Sauf qu’un soir, il est drogué et enlevé. Il se réveille nu comme un ver dans une pièce inconnue et rejoint par une femme magnifique, en tenue d’Ève également et qui a d’autres idées en tête que de jouer au Scrabble… Notre héros se refusant à elle, il fait l’objet d’expériences ayant trait à son anatomie puis libéré, laissé inconscient sur un bord de route. Il y est ramassé par un taxi fort sympathique qui lui sera plus tard d’une grande aide, lorsque Rock se retrouvera mêlé à une histoire de meurtre, d’enlèvements, d’expériences et d’eugénisme… de fil en aiguille, on remonte la piste d’un trafic de chair humaine fabriquée et mise en circulation en vue de purifier l’humanité, de l’embellir en la peuplant de gens tous plus beaux les uns que les autres, avec de surcroit des libidos défiant toutes les limites…


« … les aiguilles de ma montre ne savent pas ce que c'est que l'amour et je dois leur obéir.»

Vian/ Sullivan s’est donc essayé à une sorte de dystopie visant à dénoncer le culte du beau. Ou pas. Il est difficile de savoir quelles étaient réellement les intentions de l’auteur, il n’est plus là pour en parler. Mais ce qui est sûr, c’est qu’on est très loin de la poésie amoureuse de L’écume des jours et que le sujet du livre est traité avec bien plus de légèreté que celui du racisme dans J’irai cracher sur vos tombes. Humour, sexe, musique et bagarre. Beaucoup de sexe et de bagarre. Trop? Je ne saurais dire, autre temps, autre mœurs et Boris/ Vernon avait une réputation sulfureuse à tenir.

Il n'empêche. Sous ses airs de roman facile et léger de série B, il y a un vrai sujet de réflexion quant au culte du beau. Les idées du docteur fou font peur car elles sont encore d’actualité, tant d'années plus tard. Même si on nous encourage à voir que la vraie beauté vient du cœur, l’essentiel est invisible aux yeux (merci St Exupéry), il n’en reste pas moins que si nous ne répondons pas à des caractéristiques physiques, notre valeur aux yeux de la société est amoindrie. Il nous faut être beau, répondre à des critères et entrer dans des cases.
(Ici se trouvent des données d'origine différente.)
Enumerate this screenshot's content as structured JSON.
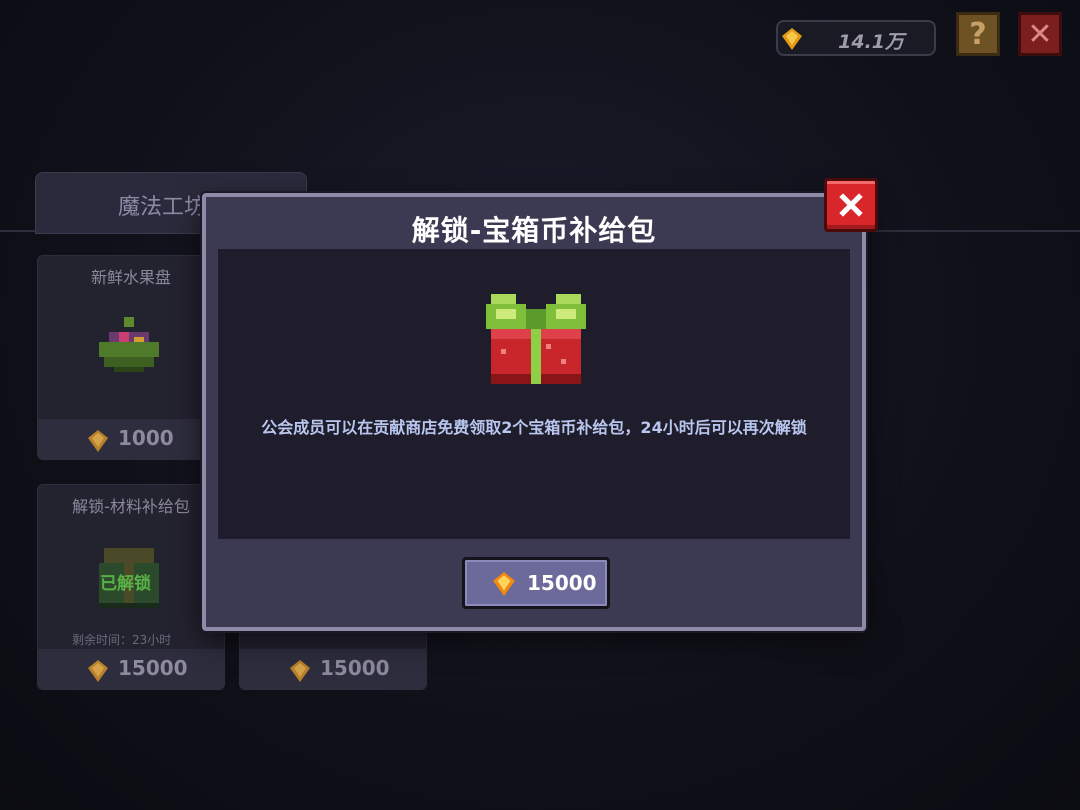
{
  "topbar": {
    "currency_amount": "14.1万",
    "help_label": "?",
    "close_label": "✕"
  },
  "shop": {
    "tab_label": "魔法工坊",
    "items": [
      {
        "title": "新鲜水果盘",
        "price": "1000"
      },
      {
        "title": "解锁-材料补给包",
        "status": "已解锁",
        "remaining": "剩余时间：23小时",
        "price": "15000"
      },
      {
        "price": "15000"
      }
    ]
  },
  "modal": {
    "title": "解锁-宝箱币补给包",
    "description": "公会成员可以在贡献商店免费领取2个宝箱币补给包，24小时后可以再次解锁",
    "price": "15000"
  },
  "colors": {
    "modal_frame": "#8e8aa8",
    "modal_bg": "#3c3a52",
    "body_bg": "#1f1d2b",
    "close_red": "#d8262a",
    "button_purple": "#6b6a9a",
    "desc_text": "#b9c7ef",
    "gem_gold": "#f0a61a"
  },
  "icons": [
    "gem-icon",
    "help-icon",
    "close-icon",
    "gift-box-icon",
    "fruit-plate-icon",
    "material-pack-icon"
  ]
}
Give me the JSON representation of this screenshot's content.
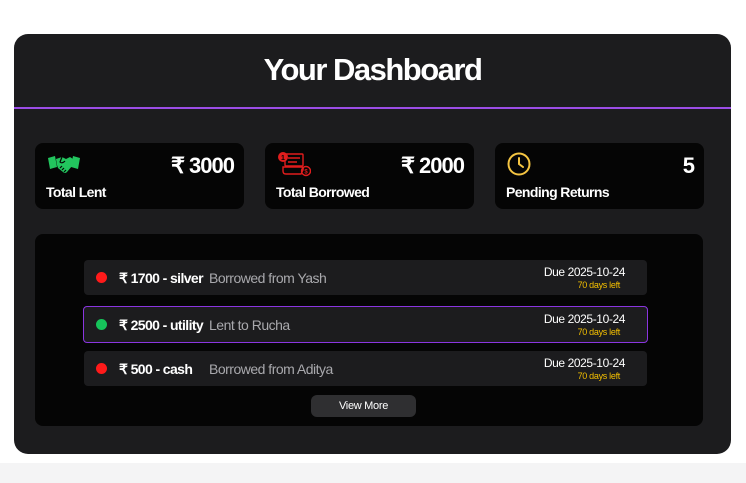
{
  "header": {
    "title": "Your Dashboard"
  },
  "stats": [
    {
      "label": "Total Lent",
      "value": "₹ 3000",
      "icon": "handshake-icon",
      "icon_color": "#22c55e"
    },
    {
      "label": "Total Borrowed",
      "value": "₹ 2000",
      "icon": "debt-icon",
      "icon_color": "#e11d1d"
    },
    {
      "label": "Pending Returns",
      "value": "5",
      "icon": "clock-icon",
      "icon_color": "#f5c542"
    }
  ],
  "transactions": [
    {
      "amount": "₹ 1700 - silver",
      "party": "Borrowed from Yash",
      "due": "Due 2025-10-24",
      "days_left": "70 days left",
      "status_color": "#ff1a1a"
    },
    {
      "amount": "₹ 2500 - utility",
      "party": "Lent to Rucha",
      "due": "Due 2025-10-24",
      "days_left": "70 days left",
      "status_color": "#16c35a"
    },
    {
      "amount": "₹ 500 - cash",
      "party": "Borrowed from Aditya",
      "due": "Due 2025-10-24",
      "days_left": "70 days left",
      "status_color": "#ff1a1a"
    }
  ],
  "view_more_label": "View More",
  "colors": {
    "panel": "#1c1c1e",
    "accent": "#9b4de6",
    "card": "#050505",
    "due_soon": "#f5c000"
  }
}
Ainsi, le magnifique Rock, Mister Los Angeles de l’année précédente, est invité à la purification . Après y avoir réfléchi (parce qu'il est humain, il n'est de prime abord pas offusqué par l'idée de tuer tous les affreux), il refuse de s’y soumettre, constatant à quel point les affreux sont nécessaires pour l’équilibre…

C’est avec une certaine naïveté et des mots simples que Vian nous rappelle à l’ordre : tout le monde à sa place dans la société et le plus affreux des affreux est beau, parce qu’on est tous le beau de quelqu’un…


« Il vaut mieux être déçu que d'espérer dans le vague.»